[edit]
Deep Self-expressive Learning
Conference on Parsimony and Learning, PMLR 234:228-247, 2024.
Abstract
Self-expressive model is a method for clustering data drawn from a union of low-dimensional linear subspaces. It gains a lot of popularity due to its: 1) simplicity, based on the observation that each data point can be expressed as a linear combination of the other data points, 2) provable correctness under broad geometric and statistical conditions, and 3) many extensions for handling corrupted, imbalanced, and large-scale real data. This paper extends the self-expressive model to a Deep sELf-expressiVE model (DELVE) for handling the more challenging case that the data lie in a union of nonlinear manifolds. DELVE is constructed from stacking self-expressive layers, each of which maps each data point to a linear combination of the other data points, and can be trained via minimizing self-expressive losses.

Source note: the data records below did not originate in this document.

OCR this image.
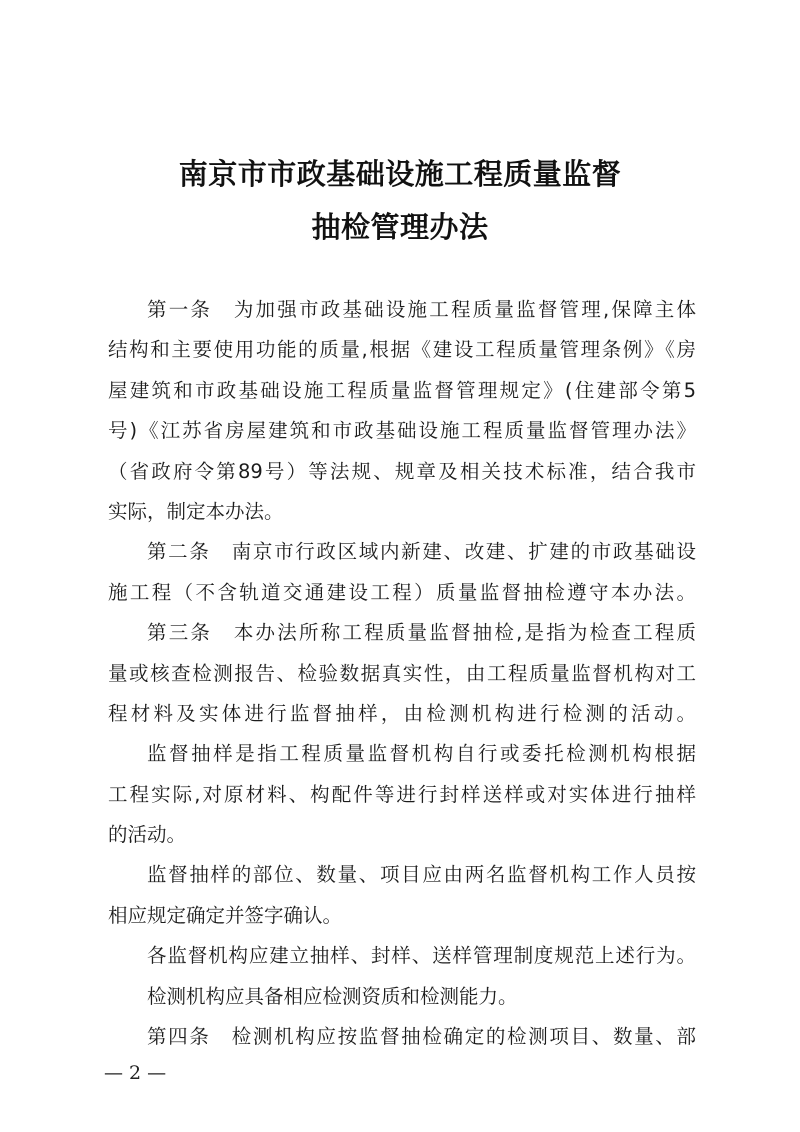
南京市市政基础设施工程质量监督
抽检管理办法
第一条　为加强市政基础设施工程质量监督管理,保障主体
结构和主要使用功能的质量,根据《建设工程质量管理条例》《房
屋建筑和市政基础设施工程质量监督管理规定》(住建部令第5
号)《江苏省房屋建筑和市政基础设施工程质量监督管理办法》
（省政府令第89号）等法规、规章及相关技术标准，结合我市
实际，制定本办法。
第二条　南京市行政区域内新建、改建、扩建的市政基础设
施工程（不含轨道交通建设工程）质量监督抽检遵守本办法。
第三条　本办法所称工程质量监督抽检,是指为检查工程质
量或核查检测报告、检验数据真实性，由工程质量监督机构对工
程材料及实体进行监督抽样，由检测机构进行检测的活动。
监督抽样是指工程质量监督机构自行或委托检测机构根据
工程实际,对原材料、构配件等进行封样送样或对实体进行抽样
的活动。
监督抽样的部位、数量、项目应由两名监督机构工作人员按
相应规定确定并签字确认。
各监督机构应建立抽样、封样、送样管理制度规范上述行为。
检测机构应具备相应检测资质和检测能力。
第四条　检测机构应按监督抽检确定的检测项目、数量、部
— 2 —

With such a design, the operator, architecture, and training of DELVE have the explicit interpretation of producing progressively linearized representations from the input data in nonlinear manifolds. Moreover, by leveraging existing understanding and techniques for self-expressive models, DELVE has a collection of benefits such as design choice by principles, robustness via specialized layers, and efficiency via specialized optimizers. We demonstrate on image datasets that DELVE can effectively perform data clustering, remove data corruptions, and handle large scale data.